“One of the reasons I was looking forward to talking with you is that I think you’re OK with discomfort,” Stephen Colbert told his guest, Rose McGowan, Wednesday night. “You’re comfortable with discomfort,” he said, adding, “I like awkwardness.”
He had no idea how awkward things were going to get.
McGowan has been making the talk-show rounds this week just as her docuseries Citizen Rose premieres on E! and her new memoir Brave arrives in stores. But her refusal to play by the Hollywood rules makes her an unconventional guest, to say the least.
The self-described “architect” of Harvey Weinstein’s downfall delivered a stream-of-consciousness performance of sorts on The Late Show that kept Colbert on his toes. She went from talking about sitting with a “horrible man” from Fox News at one of Obama’s White House Correspondents’ Dinners to loving the Todd Solondz movie Happiness to the Canadian health-care system without so much as a transition.
At one point, the host struggled to follow a story about McGowan getting busted on a questionable drug charge. “Yes, I’ve had handcuffs on me but no one else in this situation [has], isn’t that grand?” she asked.
When Colbert asked her about the “cult” her father led when she was a child, McGowan said, “So he thought that was a better alternative to the crap shithole world we’re living in and he might have been right. It just went wrong for a little bit.” That led to Colbert schooling her on his “cult,” the Catholic Church.
“Here’s the thing about you,” Colbert said, trying to get the interview back on track. “Six months ago, before you and other people had the courage and the bravery to come out and talk about Harvey Weinstein, if six months ago, you had said, ‘Listen, man, I was being surveilled by Mossad agents in the pay of Harvey Weinstein,’ we would have gone that’s cuckoo for Cocoa Puffs. But now we know that’s what happened. Did you ever think that you were crazy for thinking that?”
“No,” McGowan replied, insisting that she never doubted her version of reality, as hard as Weinstein and his team was working to make her question her own sanity. But then, she changed the subject yet again.

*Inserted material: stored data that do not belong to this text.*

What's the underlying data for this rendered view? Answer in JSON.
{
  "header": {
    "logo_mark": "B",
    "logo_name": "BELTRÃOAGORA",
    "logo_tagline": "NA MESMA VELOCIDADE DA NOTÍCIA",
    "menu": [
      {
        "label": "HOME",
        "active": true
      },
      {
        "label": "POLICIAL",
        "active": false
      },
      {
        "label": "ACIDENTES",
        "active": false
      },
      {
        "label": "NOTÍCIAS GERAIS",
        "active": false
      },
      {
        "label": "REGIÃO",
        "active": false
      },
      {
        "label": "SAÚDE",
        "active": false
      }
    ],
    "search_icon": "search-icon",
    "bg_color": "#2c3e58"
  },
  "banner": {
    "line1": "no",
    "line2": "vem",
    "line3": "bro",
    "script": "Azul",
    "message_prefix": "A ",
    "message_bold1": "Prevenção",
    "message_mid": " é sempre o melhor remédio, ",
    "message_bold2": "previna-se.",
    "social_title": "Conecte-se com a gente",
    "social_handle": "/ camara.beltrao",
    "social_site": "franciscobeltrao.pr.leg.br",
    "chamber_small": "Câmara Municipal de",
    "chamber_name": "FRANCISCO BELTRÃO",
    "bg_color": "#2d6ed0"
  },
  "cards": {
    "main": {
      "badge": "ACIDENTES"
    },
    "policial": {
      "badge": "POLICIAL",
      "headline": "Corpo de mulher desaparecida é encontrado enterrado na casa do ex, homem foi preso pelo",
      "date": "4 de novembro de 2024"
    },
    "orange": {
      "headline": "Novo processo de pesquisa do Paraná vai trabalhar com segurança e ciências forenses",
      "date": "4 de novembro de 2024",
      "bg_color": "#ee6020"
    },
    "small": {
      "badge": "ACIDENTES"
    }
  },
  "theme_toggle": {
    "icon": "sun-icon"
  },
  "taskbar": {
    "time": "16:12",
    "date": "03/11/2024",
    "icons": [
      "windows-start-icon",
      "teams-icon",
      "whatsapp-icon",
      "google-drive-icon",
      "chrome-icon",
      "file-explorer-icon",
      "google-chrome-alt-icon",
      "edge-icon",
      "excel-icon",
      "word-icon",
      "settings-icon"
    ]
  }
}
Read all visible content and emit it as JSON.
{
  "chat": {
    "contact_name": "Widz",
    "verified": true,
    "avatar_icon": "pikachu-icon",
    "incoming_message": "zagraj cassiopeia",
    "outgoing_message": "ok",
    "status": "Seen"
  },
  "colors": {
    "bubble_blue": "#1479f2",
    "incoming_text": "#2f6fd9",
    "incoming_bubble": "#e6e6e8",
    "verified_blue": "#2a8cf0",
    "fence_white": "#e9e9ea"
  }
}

“I just got back from India and everyone’s so colorful,” McGowan said, her words speeding up. “And I came here and saw all these khaki pants and T. Rex things, and I said what is going on? I think we can do better as a society. I think we can be looser, 10 percent have more fun, be better, see more colors, run! Like, what are we doing? It’s not working out so well here, am I wrong? Or like there’s a bus on fire and a madman in a blindfold and everybody is still talking about it as if it’s nice. It’s not nice. It’s fucking weird, right? Whoa! What! Shake it up! Otherwise we’re all maybe going to die sooner than we think. And that’s what I think.”

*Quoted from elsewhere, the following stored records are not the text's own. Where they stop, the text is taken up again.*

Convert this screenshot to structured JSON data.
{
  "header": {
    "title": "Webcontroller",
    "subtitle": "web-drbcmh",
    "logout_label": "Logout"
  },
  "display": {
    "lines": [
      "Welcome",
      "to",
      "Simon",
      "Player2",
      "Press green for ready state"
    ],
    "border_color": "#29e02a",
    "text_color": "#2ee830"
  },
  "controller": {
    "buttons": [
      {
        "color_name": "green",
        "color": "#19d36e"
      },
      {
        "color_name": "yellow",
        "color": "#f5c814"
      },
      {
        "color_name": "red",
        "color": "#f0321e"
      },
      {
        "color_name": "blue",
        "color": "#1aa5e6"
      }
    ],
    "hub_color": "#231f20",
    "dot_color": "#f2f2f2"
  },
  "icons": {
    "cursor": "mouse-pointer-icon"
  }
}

“Here’s the strangest thing,” Colbert replied when she was done. “There’s nothing about what you just said that’s wrong.”
“But they’ll make me seem crazy for saying it,” McGowan said. “It’s called gaslighting and it’s been going on to men and women in society, all of us, since the dawn of time.”
Harvey Weinstein specifically tried very hard for a very long time to make McGowan feel like she was crazy. And she’s not going to take it anymore.